II. Jurisdiction and Standard of Review

We have jurisdiction over this appeal pursuant to 28 U.S.C. § 1291. We must review the ALJ’s findings of fact to determine whether they are supported by substantial evidence. See 42 U.S.C. § 405(g); *251 Plummer v. Apfel, 186 F.3d 422, 427 (3d Cir.1999). Substantial evidence is “more than a mere scintilla of evidence but maybe less than a preponderance,” and is evidence which “a reasonable mind might accept as adequate to support a conclusion.” Id. at 422 (citations omitted). Generally, the substantial evidence standard of review is deferential. Schaudeck v. Commissioner of Soc. Sec., 181 F.3d 429, 431 (3d Cir.1999) (citations omitted).

III. Discussion

In order to bring a claim for DIB, an individual must show that she possess an “inability to engage in any substantial gainful activity by reason of any medically determinable physical ... impairment ... which has lasted or can be expected to last for a continuous period of not less than 12 months.” 42 U.S.C. § 423(d)(1)(A).
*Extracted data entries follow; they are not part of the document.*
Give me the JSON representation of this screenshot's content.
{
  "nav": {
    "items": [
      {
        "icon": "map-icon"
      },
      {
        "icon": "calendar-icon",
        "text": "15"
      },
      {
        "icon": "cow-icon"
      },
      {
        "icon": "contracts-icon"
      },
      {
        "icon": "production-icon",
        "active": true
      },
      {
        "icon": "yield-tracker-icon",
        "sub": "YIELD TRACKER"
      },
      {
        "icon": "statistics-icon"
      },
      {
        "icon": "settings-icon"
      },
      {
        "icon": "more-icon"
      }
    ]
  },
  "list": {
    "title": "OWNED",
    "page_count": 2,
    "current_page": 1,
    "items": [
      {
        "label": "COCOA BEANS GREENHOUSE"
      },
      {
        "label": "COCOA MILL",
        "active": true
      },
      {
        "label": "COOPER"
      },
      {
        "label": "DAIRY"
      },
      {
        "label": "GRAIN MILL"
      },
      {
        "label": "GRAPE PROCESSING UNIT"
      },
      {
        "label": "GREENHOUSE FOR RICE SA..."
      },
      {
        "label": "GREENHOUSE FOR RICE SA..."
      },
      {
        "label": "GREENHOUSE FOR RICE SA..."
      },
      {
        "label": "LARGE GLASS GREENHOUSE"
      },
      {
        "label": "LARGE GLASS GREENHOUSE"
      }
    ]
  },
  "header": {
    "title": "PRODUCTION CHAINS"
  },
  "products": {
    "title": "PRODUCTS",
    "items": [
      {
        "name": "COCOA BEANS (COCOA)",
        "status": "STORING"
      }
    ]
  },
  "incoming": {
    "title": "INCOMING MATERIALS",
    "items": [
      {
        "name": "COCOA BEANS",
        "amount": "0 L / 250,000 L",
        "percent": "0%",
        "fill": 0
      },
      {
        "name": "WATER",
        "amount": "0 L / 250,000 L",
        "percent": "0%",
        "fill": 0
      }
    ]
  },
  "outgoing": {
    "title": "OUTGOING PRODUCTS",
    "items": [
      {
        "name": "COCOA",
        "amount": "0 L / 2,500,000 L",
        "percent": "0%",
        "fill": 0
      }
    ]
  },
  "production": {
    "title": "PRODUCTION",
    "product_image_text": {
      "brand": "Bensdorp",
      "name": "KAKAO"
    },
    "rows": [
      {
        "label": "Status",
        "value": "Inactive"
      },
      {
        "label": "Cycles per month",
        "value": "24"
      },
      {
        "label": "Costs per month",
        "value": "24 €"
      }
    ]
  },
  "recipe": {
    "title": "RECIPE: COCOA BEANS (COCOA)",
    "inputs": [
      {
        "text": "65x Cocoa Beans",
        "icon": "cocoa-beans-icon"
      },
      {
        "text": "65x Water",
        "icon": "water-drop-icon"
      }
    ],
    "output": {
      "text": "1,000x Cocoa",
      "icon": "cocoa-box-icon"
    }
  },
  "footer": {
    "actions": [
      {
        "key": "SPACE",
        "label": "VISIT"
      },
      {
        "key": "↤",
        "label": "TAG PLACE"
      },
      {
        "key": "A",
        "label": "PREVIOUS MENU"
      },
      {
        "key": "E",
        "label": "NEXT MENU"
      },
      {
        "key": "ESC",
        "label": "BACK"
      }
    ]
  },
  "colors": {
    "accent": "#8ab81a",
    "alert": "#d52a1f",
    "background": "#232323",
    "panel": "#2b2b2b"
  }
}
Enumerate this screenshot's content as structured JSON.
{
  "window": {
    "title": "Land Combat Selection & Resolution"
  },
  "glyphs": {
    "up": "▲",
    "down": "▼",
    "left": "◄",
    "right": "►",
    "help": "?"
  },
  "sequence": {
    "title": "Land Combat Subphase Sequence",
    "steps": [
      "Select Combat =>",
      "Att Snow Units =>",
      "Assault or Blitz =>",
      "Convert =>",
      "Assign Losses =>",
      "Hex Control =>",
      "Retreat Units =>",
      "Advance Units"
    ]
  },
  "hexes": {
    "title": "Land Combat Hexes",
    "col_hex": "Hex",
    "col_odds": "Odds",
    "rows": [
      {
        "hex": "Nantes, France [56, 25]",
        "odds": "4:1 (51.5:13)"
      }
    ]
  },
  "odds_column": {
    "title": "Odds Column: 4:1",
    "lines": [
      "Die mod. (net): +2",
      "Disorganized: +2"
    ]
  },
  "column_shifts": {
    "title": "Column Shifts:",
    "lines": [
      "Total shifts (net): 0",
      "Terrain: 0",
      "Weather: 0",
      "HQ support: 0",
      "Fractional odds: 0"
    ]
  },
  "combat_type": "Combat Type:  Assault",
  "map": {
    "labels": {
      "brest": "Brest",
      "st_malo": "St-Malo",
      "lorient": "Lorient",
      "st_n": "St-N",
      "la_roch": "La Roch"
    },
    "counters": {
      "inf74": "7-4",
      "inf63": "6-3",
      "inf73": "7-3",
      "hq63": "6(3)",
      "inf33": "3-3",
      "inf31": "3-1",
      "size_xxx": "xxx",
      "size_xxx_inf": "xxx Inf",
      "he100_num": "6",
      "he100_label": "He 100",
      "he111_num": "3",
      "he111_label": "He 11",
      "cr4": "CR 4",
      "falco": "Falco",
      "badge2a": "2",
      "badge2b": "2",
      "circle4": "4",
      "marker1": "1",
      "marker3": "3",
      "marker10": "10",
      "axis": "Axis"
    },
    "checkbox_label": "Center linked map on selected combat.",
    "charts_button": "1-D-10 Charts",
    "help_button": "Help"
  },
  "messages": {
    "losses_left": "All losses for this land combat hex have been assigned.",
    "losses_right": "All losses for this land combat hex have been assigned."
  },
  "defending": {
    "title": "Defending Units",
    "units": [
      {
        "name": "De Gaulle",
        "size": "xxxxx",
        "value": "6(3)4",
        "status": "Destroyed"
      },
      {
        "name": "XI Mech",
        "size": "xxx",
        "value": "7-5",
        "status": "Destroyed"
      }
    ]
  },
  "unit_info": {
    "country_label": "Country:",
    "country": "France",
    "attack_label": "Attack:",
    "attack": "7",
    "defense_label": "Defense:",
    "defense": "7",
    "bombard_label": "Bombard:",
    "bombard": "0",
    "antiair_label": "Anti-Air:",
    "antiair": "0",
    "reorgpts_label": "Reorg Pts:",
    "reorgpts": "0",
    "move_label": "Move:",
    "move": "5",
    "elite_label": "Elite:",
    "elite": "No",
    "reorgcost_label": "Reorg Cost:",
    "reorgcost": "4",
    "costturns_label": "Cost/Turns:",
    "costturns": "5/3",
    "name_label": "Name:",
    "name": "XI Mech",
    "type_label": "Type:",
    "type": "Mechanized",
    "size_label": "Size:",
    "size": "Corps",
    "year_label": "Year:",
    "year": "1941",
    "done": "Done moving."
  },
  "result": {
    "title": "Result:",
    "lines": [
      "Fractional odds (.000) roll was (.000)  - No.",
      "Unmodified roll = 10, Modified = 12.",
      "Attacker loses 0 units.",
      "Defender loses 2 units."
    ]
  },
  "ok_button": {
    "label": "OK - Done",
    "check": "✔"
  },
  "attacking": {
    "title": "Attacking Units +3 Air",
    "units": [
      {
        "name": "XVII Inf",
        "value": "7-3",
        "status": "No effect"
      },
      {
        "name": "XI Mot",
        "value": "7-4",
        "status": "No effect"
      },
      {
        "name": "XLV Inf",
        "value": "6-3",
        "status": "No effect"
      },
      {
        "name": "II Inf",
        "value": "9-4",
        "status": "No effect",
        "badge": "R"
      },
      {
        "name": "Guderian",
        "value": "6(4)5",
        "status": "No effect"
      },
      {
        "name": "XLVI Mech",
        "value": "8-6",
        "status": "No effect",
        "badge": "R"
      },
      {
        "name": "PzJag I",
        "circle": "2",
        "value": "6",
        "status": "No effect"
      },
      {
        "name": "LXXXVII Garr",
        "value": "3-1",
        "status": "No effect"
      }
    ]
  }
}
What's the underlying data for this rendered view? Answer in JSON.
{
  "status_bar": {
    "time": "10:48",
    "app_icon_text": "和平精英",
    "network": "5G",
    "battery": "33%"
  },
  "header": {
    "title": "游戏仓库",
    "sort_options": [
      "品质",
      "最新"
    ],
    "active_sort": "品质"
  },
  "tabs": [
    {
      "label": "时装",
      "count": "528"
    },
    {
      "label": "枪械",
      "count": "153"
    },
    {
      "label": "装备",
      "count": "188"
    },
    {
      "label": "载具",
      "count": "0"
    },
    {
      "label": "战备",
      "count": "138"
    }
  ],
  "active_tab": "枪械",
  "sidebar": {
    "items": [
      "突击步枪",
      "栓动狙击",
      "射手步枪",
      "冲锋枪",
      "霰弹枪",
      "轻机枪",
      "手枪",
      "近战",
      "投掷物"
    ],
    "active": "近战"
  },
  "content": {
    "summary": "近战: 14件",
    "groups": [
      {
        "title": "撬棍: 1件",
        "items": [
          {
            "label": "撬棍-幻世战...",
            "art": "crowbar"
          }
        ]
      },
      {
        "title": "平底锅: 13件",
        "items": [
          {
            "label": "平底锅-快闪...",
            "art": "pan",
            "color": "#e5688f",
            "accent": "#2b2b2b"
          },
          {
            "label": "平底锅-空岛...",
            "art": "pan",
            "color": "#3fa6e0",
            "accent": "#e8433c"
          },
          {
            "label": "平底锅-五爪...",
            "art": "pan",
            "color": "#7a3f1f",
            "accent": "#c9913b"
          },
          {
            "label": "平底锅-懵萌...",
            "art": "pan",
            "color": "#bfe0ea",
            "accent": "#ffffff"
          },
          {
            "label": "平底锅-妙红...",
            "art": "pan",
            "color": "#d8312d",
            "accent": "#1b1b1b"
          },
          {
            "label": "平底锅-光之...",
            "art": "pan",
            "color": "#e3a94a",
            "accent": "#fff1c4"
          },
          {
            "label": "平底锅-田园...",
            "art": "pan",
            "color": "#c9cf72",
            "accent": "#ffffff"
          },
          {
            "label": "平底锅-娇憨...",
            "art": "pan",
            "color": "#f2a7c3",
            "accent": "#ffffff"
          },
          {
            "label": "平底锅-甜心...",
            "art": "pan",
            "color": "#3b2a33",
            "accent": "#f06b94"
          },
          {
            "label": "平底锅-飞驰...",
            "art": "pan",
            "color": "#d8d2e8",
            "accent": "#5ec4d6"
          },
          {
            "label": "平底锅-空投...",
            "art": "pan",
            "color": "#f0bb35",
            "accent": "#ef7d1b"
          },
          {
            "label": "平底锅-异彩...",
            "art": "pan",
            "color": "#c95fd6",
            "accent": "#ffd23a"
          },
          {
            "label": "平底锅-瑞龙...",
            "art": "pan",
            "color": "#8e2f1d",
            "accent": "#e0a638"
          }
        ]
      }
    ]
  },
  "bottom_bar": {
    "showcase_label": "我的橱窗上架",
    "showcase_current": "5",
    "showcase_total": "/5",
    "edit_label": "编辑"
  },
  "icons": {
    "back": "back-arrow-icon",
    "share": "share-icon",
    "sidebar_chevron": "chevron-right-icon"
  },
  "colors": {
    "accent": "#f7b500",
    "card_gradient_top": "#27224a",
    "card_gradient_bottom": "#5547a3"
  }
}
The Commissioner uses a five-step process to evaluate whether an individual qualifies for disability benefits. 20 C.F.R. § 404.1520. The Commissioner assesses (1) whether an individual is currently engaged in substantial gainful activity; (2) whether the individual’s impairment is severe; (3) whether the individual’s impairment meets or equals a listed impairment; (4) the individual’s residual functional capacity and their past relevant work; and (5) whether an individual is able to perform other work available in the national economy. 20 C.F.R. § 404.1520(4)(i)-(v). The claimant has the burden of proof on the first four steps and the Commissioner has the burden on step five. Bowen v. Yuckert, 482 U.S. 137, 146 n. 5, 107 S.Ct. 2287, 96 L.Ed.2d 119 (1987).

A.

Dixon asserts that the ALJ improperly substituted his judgment for the judgment of the treating sources of record.